DataLoader worker is killed by signal - only on parallel runs

dvirginz · September 23, 2020, 8:25am

I know this error is extremely popular and there are a lot of threads about it, unfortunately, none discusses specifically on my scenario, and I wasn’t able to solve my problem using the previous posts.

Configuration:

Cuda 10.1
Python 3.7
pytorch 1.6

sysctl kernel.shmmax
kernel.shmmax = 18446744073692774399

2 GPUS, 20 cores.

The error ( DataLoader worker (pid 27351) is killed by signal: Killed ) occurs only when I try to dispatch two parallel runs, I.e

Works:
python train -gpus 0,1 num_data_workers 20

Crashes (both runs crash at the same time, with different pids) :
first shell:
python train -gpus 0 num_data_workers 5
second shell
python train -gpus 1 num_data_workers 5

Any idea what can cause that?
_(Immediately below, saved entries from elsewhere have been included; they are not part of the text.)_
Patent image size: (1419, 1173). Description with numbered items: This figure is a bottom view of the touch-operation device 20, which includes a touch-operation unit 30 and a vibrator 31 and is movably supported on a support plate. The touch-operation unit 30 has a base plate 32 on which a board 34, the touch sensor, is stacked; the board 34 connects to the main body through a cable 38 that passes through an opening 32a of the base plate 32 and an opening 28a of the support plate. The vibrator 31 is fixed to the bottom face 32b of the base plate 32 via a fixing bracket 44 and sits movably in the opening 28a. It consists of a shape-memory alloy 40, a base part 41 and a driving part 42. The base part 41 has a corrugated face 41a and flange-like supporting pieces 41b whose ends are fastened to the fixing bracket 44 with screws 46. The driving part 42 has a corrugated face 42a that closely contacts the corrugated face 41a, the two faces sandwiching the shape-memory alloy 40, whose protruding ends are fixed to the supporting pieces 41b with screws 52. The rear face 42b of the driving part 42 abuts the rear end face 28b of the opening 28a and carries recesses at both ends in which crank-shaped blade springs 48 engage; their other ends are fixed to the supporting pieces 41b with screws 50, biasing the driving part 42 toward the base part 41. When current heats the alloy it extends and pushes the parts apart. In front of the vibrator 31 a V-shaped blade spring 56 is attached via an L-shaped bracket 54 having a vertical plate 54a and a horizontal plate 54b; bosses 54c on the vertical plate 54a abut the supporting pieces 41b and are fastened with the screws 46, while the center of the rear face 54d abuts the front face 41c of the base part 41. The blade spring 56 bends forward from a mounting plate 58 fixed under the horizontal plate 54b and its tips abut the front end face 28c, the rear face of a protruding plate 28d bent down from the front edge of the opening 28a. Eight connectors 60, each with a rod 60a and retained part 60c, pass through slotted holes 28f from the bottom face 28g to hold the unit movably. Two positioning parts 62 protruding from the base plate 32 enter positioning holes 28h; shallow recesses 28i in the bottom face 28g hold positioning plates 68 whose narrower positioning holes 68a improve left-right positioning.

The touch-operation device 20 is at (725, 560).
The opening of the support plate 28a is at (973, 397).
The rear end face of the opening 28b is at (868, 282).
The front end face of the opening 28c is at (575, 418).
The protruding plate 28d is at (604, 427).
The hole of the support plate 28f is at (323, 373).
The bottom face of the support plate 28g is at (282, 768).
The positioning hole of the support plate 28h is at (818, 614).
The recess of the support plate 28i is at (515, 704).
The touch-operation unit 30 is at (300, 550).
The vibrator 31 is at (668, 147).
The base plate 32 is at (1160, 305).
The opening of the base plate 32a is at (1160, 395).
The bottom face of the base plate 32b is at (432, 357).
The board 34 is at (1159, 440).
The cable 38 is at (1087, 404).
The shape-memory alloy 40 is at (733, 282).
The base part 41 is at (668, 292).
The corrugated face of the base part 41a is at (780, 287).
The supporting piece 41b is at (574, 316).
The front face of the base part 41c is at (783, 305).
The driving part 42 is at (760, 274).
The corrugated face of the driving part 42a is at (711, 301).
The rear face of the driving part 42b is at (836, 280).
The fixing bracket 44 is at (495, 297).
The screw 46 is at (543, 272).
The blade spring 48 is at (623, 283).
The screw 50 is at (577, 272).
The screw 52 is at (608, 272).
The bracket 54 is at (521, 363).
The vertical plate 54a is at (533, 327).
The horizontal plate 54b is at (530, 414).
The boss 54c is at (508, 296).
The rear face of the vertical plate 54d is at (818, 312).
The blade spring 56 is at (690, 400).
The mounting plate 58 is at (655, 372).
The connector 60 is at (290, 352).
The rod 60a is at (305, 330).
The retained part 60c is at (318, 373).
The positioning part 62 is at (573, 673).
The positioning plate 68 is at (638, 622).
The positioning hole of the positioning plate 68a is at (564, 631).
My dataset does not use any shared storage (I load a NumPy array representing the whole dataset at the start of training).

ptrblck · September 24, 2020, 8:43am

Are you seeing the same error if num_workers=0 are used for the parallel run?

dvirginz · September 24, 2020, 8:59am

Luckely no, this is what I’m currently doing(one script uses multiple workers and the other is set to =0)

ptrblck · September 25, 2020, 8:44am

If you are using Windows, are you adding the if-clause protection as described in the Windows FAQ?

dvirginz · September 25, 2020, 11:12am

Nope, Ubuntu 18.04.
Ideaa?

ptrblck · September 25, 2020, 5:14pm

Usually you would see the DataLoader crash with this error if one of the workers encountered an error in loading the data.
Setting num_workers=0 and rerunning the code should yield the real error message.
Since that’s working fine my best guess is that “something” related to multiprocessing isn’t working properly. Maybe you could try to use a docker container and see, if it would work there?

dvirginz · September 26, 2020, 7:47am

Is there a chance that the dataloader will crash not during getItem?
I’m using a headless machine, thus creating a stub display using orca. I now realize that sometimes during parallel runs with workers=0 the system gets into a deadlock and hangs forever.
Does that may result in a dataloader crashing in a multithreaded scenario?

ptrblck · September 26, 2020, 8:06am

I don’t know but wouldn’t exclude this possibility.
Is your node properly working without orca?

dvirginz · September 26, 2020, 3:46pm

Yes, thank you for helping drilling down on the problem.
Unfortunately it’s orca, preserving shared memory in a greedy manner, resulting in oo shared memory when two processes want to use the library.

Thanks